Tan's argument against the old model is structural, not personal. Cost-plus procurement was designed to incentivize innovation but instead locked defense primes into a system that rewards margin management over performance. The analogy he reaches for is Siri — capable engineers trapped in an organizational structure that cannot ship what users actually want. In consumer tech, that's a nuisance. In defense, Tan argues, it costs lives.

The people changing this, in his telling, are figures now inside the Trump administration who have opened the DIU and what he calls the "Department of War" to competitive, outcome-based buying. He name-checks Emil Michael as one of the people driving that shift.

There's more defense here in this batch than the entire last year... I think that there is actually an awareness that cost plus was originally designed to be something that created more innovation. And here we are fifty, eighty years later — they are actually, for the first time in decades, open to a team of 10 or 20 people, whether it's in Boston, in Austin, even down the street in San Francisco.

Hard tech and AI

On the broader hard tech boom, Tan argues AI has removed most of the traditional barriers: supply chain research, vendor discovery, mechanical and electrical engineering guidance are all accessible through AI tools now. That's pulling more founders into hardware who would previously have self-selected out.

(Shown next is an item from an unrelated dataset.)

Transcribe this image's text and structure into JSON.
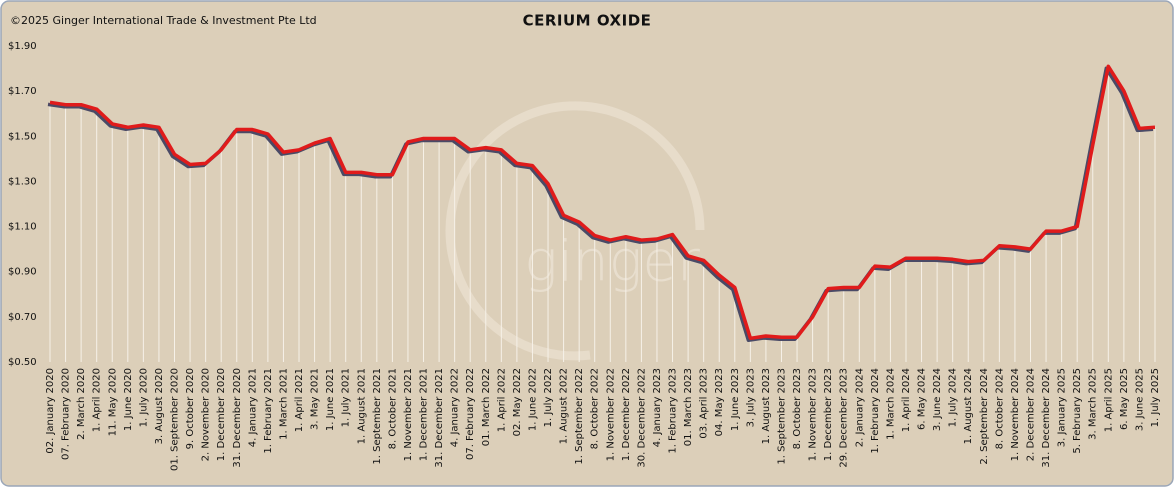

The more interesting tension he raises is around software companies that look easy to clone. His view is that the "anyone could vibe-code this" criticism misses the point — the team that actually shipped it, acquired customers, and built institutional understanding of the user has a real lead that's hard to close quickly. That edge may not last forever, but on an 18-to-36-month horizon, he thinks it holds.

G Brain

Tan's current personal project is G Brain, which he describes as aiming to be the Postgres for agents — a persistent memory layer that lets agents pull the right context from an arbitrarily large knowledge base. The framing: a human holds roughly seven items in working memory, an LLM holds something like three books' worth of context, but a real business contains something closer to the Library of Alexandria. G Brain is meant to bridge that gap by loading whichever subset of a company's knowledge is actually relevant to the task at hand. He's testing it with Codex and is positioning it as an internal YC infrastructure project, with tools eventually being built into Bookface.

The nontechnical label

Tan endorses Paul Graham's recent argument that nontechnical founders should stop calling themselves that. His point is that anyone who sits down with Claude Code can meaningfully contribute to a codebase today — something that wasn't true a year ago. YC's working thesis is that the binding constraint on startup creation is no longer capital or technical skill, it's agency: having a clear idea of what you want to build and the will to start.